The Best Wild Turkey Leg & Thigh Recipe Ever
Too often I hear and read about turkey hunters de-breasting their turkeys and leaving the gizzard, heart, leg and thigh meat for the coyotes. This is due to turkey legs being full of long, slivered bones and tough meat when not cooked properly. If you follow this recipe, you will never throw away the legs, thighs, heart or gizzard again!
The one piece of equipment that really helps is a pressure cooker. I have this one and it is worth the small investment. Pressure cookers are great for canning venison, cooking tough squirrels and rabbits, and making pot roast. If you don’t have pressure cooker I’m guessing a full day in the crockpot will work as well.
First add 3 cups of filtered water to the pressure cooker. The city water where I live has a very distinct chlorine taste, so I always cook with filtered or reverse osmosis water.
1/2 to a full stick of butter
1 chopped onion
10-12 tablespoons of flour (I use oat flour)
1-2 tablespoons chopped garlic
1 tsp black pepper
1 tsp salt
2-3 cups chopped mushrooms (Use morels if you are lucky enough to find them!)
Stir the ingredients together. Then add the turkey legs, thighs, gizzard, and heart to the pressure cooker. You may have to separate the thigh from the leg to make it fit. Make sure to slice open and clean out the gizzard before tossing it in the pressure cooker!
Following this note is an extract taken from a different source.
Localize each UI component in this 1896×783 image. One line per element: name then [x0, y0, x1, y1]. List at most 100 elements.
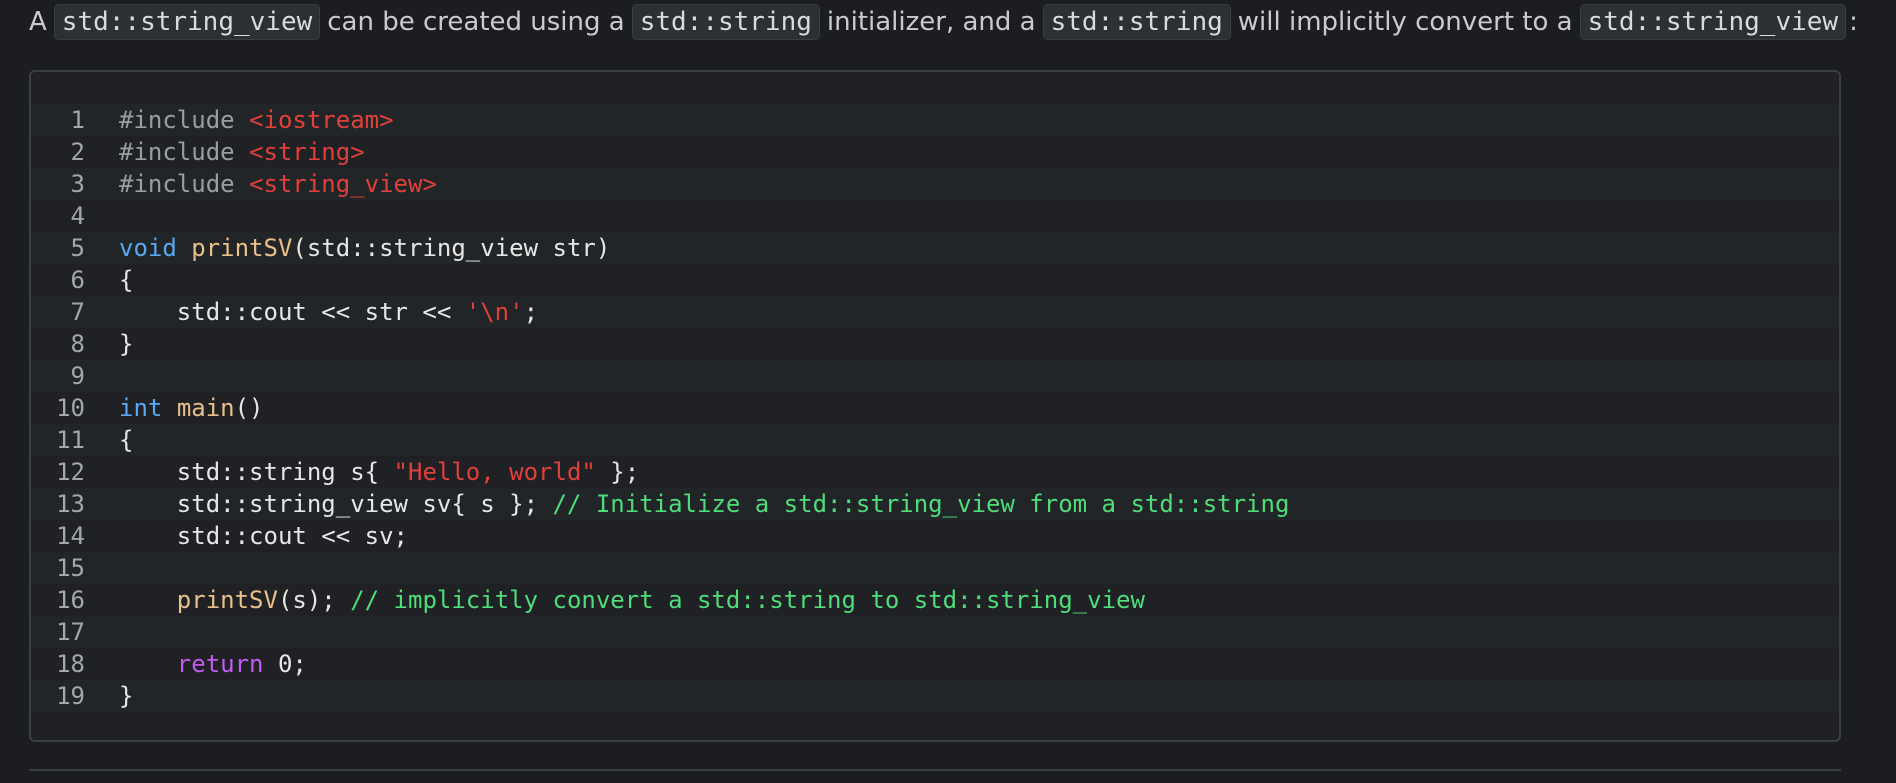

Let the pressure cooker do it’s thing for 90 minutes, let the pressure cooker cool down on its own then take off the lid When done, the bones will pull out easily and you will be left with super tender meat in a wonderful gravy You can eat it just like that or pour it over Brown rice.
Smoked Venison Ribs
For years, I always discarded the racks of ribs from deer. “They can’t be cooked in any fashion to make them good”, I heard. “Not enough meat on them”. Heard that one too. I decided to go against all odds and save the racks of ribs from my buck from this fall. I learned that all the naysayers are WRONG. I learned that deer ribs CAN be cooked to perfection
What you’ll need:
Clean rack of deer ribs (butchering instructions below)
Solidified bacon grease
Old WoodFire Grill’s KK’s 10 BBQ Rub
Your favorite BBQ sauce
Hickory, pecan or apple wood or chunks
The key to having the best quality deer ribs, in my opinion, is to cut them the right way when butchering the deer. The most important part is not to remove the “flap” of meat that resides between the skin and the actual rib bones. This “flap” of meat will make your rack thicker and, well, for lack of a better term, more meaty. Without it, the rack can be fairly thin on meat, and maybe not as easy to cook to perfection.
Coat the rack heavily with the solidified bacon grease on both sides, to give the rack some moisture and flavor. Then apply a liberal coat of the KK’s 10 BBQ rub or your favorite rub. Be sure to get the rub and the bacon grease under the “flap”.
Lay a few strips of bacon across the rack of ribs for a little more added flavor and moisture, and you are ready for the smoker. I cooked these ribs on my cheap barrel smoker, using the indirect method, with hickory chunks for about 1 1/2 hours at 275 degrees. So if you cook a little cooler, go with about 2 hours, a little hotter go about an hour. The idea is to give them enough time to get a nice smoky flavor.
Next, place the ribs on a sheet of heavy duty aluminum foil or if doing multiple racks, in an aluminum pan. Spray or pour a coating of apple juice over the ribs, then seal them up tight with aluminum foil. Put them back on the smoker, or in the oven, for about 2 to 2 1/2 hours at 250-300 degrees.
When the ribs are fall off the bone tender, remove from the aluminum foil and remove the bacon strips (save them for tomorrow’s breakfast!). Coat the ribs with your favorite BBQ sauce and put them back on the smoker for about 20 to 30 minutes to cook in the BBQ sauce.